Inutile andare a risfogliare le squadre delle ultime due semifinali Champions di Milan (2007 Manchester United) e Inter (2010 Barcellona, allenatore Guardiola), probabilmente sarebbe un revival da nostalgia. E farebbe male alla salute dei tifosi di oggi e di ieri. Leggere per capire quanto sia meglio tenersi lontani da quei giorni. Citiamo solo i top. Milan con Nesta Kaladze, Kafu, Gattuso e Pirlo, Ambrosini, Seedorf e Kakà, Inzaghi e Gilardino. Inter con Julio Cesar, Maicon, Lucio, Samuel, Chivu, Materazzi, Zanetti, Cambiasso, Sneijder, Milito, Eto'o. Troppa differenza con le squadre di oggi: nei nomi e nella sostanza. Il Triplete interista aveva radici solide. Poi, allora come oggi, serviva un po' di fortuna e qualche divagazione arbitrale. Però questa Milano, che tornerà in finale di Champions, restituisce un sorriso, un bel batticuore, anche al nostro calcio. Un po' meno al cuore, viste le difese. Ecco, le difese. Milan e Inter di allora erano ben fornite, seppur Maignan (c'era Dida) non avrebbe sfigurato e Kjaer se la sarebbe cavata. Non così l'Inter che non regge il confronto con i muri issati da Samuel e soci ed, invece, avrebbe potuto inserire Barella e Calhanoglu fra i centrocampisti, Lautaro o Dzeko come terza punta (c'era Pandev).
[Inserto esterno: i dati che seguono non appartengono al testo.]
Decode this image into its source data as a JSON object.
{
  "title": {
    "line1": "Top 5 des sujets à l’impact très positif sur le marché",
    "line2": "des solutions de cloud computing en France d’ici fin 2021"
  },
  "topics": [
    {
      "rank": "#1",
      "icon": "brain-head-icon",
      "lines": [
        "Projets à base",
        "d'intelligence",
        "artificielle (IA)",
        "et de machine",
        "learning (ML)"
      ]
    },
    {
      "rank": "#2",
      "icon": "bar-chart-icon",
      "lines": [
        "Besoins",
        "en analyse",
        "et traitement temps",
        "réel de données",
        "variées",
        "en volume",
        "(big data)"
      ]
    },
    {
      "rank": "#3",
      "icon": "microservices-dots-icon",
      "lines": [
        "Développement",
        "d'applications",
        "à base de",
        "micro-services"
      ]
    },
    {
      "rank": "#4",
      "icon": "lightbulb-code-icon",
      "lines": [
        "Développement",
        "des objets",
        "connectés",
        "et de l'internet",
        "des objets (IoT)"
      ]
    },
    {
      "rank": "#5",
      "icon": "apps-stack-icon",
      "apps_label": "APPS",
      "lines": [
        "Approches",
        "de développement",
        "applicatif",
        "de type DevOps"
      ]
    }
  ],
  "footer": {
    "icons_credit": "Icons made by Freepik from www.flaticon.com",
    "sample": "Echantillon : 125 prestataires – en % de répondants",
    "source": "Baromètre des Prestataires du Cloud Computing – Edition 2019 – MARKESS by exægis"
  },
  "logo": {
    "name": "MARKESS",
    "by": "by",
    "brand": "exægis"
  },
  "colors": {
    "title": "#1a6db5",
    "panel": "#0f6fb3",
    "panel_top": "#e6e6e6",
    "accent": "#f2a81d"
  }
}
E qui torniamo ai tempi nostri a due serate trionfali negli effetti, un po' meno nella sostanza. Milano che fatica quando la partita sembrava vinta. Subiti gol da accademia dei polli: l'Inter più del Milan. E se il Diavolo ultimamente è apparso più solido, l'Inter tiene sempre con fiato sospeso fino all'ultimo. Con il Benfica è quasi un'abitudine quella dei tre gol: nel 2003, coppa Uefa, finì 4-3 con rete decisiva di Obafemi Martins, dopo essere stata in vantaggio 3-1 guarda caso. Ma c'è da dubitare che la suspense sia l'anima di una vittoria. Nel post San Siro si intravedeva qualche muso lungo, orecchie basse più che sguardo alto. Quasi a ricordare un tempo morattiano quando la squadra, dopo una vittoria, festeggiò con allegria sotto la curva e il presidente se ne ingrugnì perché, disse, non abbiamo vinto la Champions: solo una partita. Qui l'aria pareva quella di un gruppo consapevole (parole di Milito): buona la ciambella, meglio se con qualche buco difensivo in meno. Si dirà: almeno le punte hanno ricominciato a segnare. Pareggiare un match vinto è da inesorabili scialacquatori e quest'anno l'Inter fa scuola. Meglio dimenticare Skriniar, operato alla schiena, e riassettare la vigilanza difensiva. Il finale da batticuore fa spettacolo, e magari non fa punti. Le milanesi, in serie A, hanno subito più reti di Napoli, Lazio e Juventus insieme (71 a 66).
Ecco, in questo calcio, in questo navigar di speranze, stiamo passando da Milano dal cuore in mano (gol subiti) alla Milano dal batticuore. Eppure, comunque vada, sarà un successo: chi lo avrebbe immaginato un'estate fa?